IoT機器にも適切なセキュリティ対策が必要

 オフィスでも自宅でも、IoT機器が当たり前のように利用されるようになって久しい。そうした変化を狙って、サイバー攻撃は増加傾向にある。インターネットへの常時接続が基本となる、IPカメラやルーターなどのIoT機器を利用するにあたっては、パソコンやサーバーなどと同様に、サイバー攻撃の的になり得ることをユーザー側も十分に理解しておかなければならない。IoT機器の脆弱性を突かれて侵入を許してしまうと、その機器を踏み台に同じネットワーク上にある他の機器にも次々と侵入されてしまう可能性があり、被害が拡大してしまう恐れがある。
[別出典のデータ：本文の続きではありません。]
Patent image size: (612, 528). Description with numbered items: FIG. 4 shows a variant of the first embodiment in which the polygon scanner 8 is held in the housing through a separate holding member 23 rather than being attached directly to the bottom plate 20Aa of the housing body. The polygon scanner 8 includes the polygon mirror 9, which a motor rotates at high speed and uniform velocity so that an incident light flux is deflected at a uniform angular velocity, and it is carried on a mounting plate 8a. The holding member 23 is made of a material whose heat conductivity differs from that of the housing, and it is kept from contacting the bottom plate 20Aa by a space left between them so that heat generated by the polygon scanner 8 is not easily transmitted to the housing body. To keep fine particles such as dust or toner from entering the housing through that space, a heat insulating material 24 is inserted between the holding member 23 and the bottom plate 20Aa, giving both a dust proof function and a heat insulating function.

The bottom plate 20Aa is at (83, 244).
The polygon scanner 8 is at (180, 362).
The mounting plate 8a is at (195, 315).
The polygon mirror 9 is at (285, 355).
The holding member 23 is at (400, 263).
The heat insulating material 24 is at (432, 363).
 何かを得れば何かを失うというのは世の理ともいえる。IoT機器という利便性の高いものを利用するためには、常にセキュリティに留意することが求められるのだ。パソコンやサーバーと同様にセキュリティ意識を高め、脆弱性に関する情報などの定期的な確認は欠かせない。また、最新のファームウェアをチェックし、リリースされたら直ちにアップデートするといった対応も必要だろう。そして、IoT機器が接続されているネットワークを監視する機能が含まれているセキュリティソフトの導入など、セキュリティレベルを向上させる取り組みも積極的に進めてほしい。